L’isolement des détenus n’est plus à l’heure actuelle véritablement un problème rencontré par les établissements qui sont plutôt confrontés à des difficultés de surpopulation. Encore qu’il soit possible d’être seul au milieu de la foule ! La surpopulation de manière chronique date approximativement du début des années 60 en ce qui concerne le Bois-Mermet. Ce fut, et cela allait être le cas très longtemps, le nombre de jours de détention préventive qui posait un problème. L’attente des prévenus avait plus que doublé depuis la fin des années 40 malgré la disposition du Code pénal de 1942 restreignant dans son article 200 la détention préventive à une durée de 14 jours, sauf autorisation spéciale du tribunal d’accusation. La raison provenait avant tout du surcroît de travail de l’Office d’information pénale de l’arrondissement de Lausanne et du Tribunal pénal de district qui ne parvenaient plus à instruire les dossiers dans le temps imparti en raison de la complexification des procédures. Un problème de fonctionnement de la justice plus que de gestion carcérale qui devait être partagé par Champ-Dollon qui allait très vite faire front à un accroissement spectaculaire du nombre de délinquants. De 1977 à 1984, le nombre des entrées à Champ-Dollon devait ainsi subir une hausse de 58%. On connaît la situation actuelle des deux établissements en termes de surpopulation.

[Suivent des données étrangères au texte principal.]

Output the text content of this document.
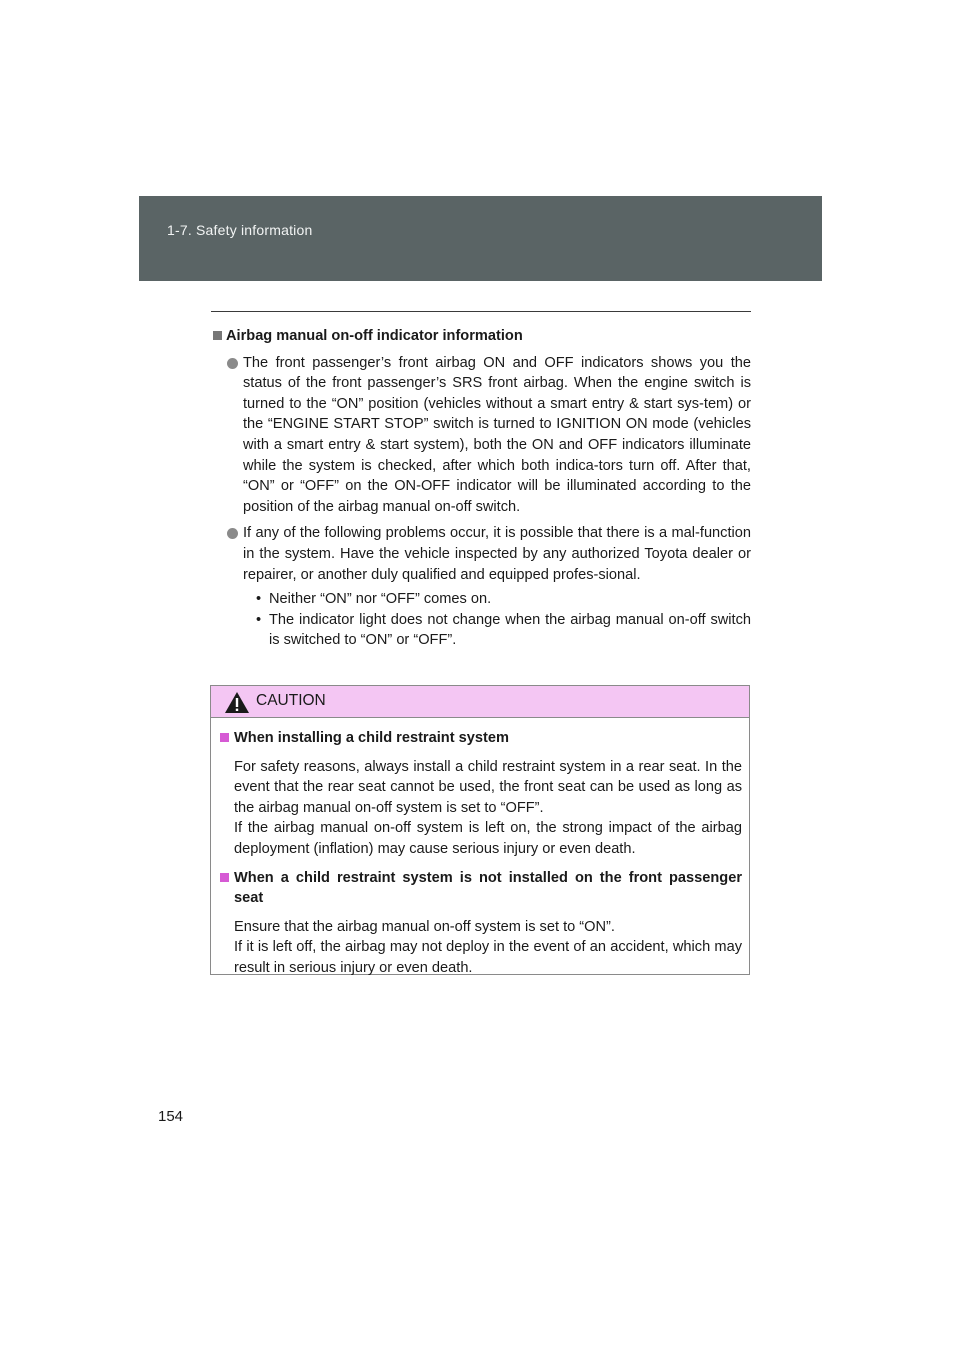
1-7. Safety information
Airbag manual on-off indicator information
The front passenger’s front airbag ON and OFF indicators shows you the status of the front passenger’s SRS front airbag. When the engine switch is turned to the “ON” position (vehicles without a smart entry & start sys-tem) or the “ENGINE START STOP” switch is turned to IGNITION ON mode (vehicles with a smart entry & start system), both the ON and OFF indicators illuminate while the system is checked, after which both indica-tors turn off. After that, “ON” or “OFF” on the ON-OFF indicator will be illuminated according to the position of the airbag manual on-off switch.
If any of the following problems occur, it is possible that there is a mal-function in the system. Have the vehicle inspected by any authorized Toyota dealer or repairer, or another duly qualified and equipped profes-sional.
• Neither “ON” nor “OFF” comes on.
• The indicator light does not change when the airbag manual on-off switch is switched to “ON” or “OFF”.
CAUTION
When installing a child restraint system
For safety reasons, always install a child restraint system in a rear seat. In the event that the rear seat cannot be used, the front seat can be used as long as the airbag manual on-off system is set to “OFF”.
If the airbag manual on-off system is left on, the strong impact of the airbag deployment (inflation) may cause serious injury or even death.
When a child restraint system is not installed on the front passenger seat
Ensure that the airbag manual on-off system is set to “ON”.
If it is left off, the airbag may not deploy in the event of an accident, which may result in serious injury or even death.
154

Et c’est bien là le problème majeur qu’il faut mettre en évidence pour notre siècle, une surpopulation qui constitue un défi pour l’élaboration architecturale d’un établissement carcéral devant respecter un plan financier raisonnablement admissible par le milieu politique. Un problème d’autant plus grand que les statuts de détention se sont multipliés au cours du dernier siècle nécessitant des mesures et des encadrements distincts.
Il devient ainsi de plus en plus évident que ce problème, vieux maintenant de près d’un demi-siècle, ne pourra plus être résolu uniquement par des opérations architecturales.
Concordat romand sur l'exécution des peines et mesures, signé en 1966, regroupe l'ensemble des cantons latins. Chacun d'eux s’était engagé à prendre en charge, dans ses établissements, diverses catégories de condamnés. Il fut décidé que Fribourg et le Valais reçoivent les condamnés primaires; Le Valais et Neuchâtel, devaient héberger les jeunes adultes placés en maison d'éducation au travail, et le canton de Vaud les femmes, placées à la Tuilière, plus les délinquants d'habitude et les récidivistes. Genève, quant à elle, s’était engagée à prendre en charge les détenus présentant des troubles mentaux et les détenus devant faire l'objet d'une intervention médicale.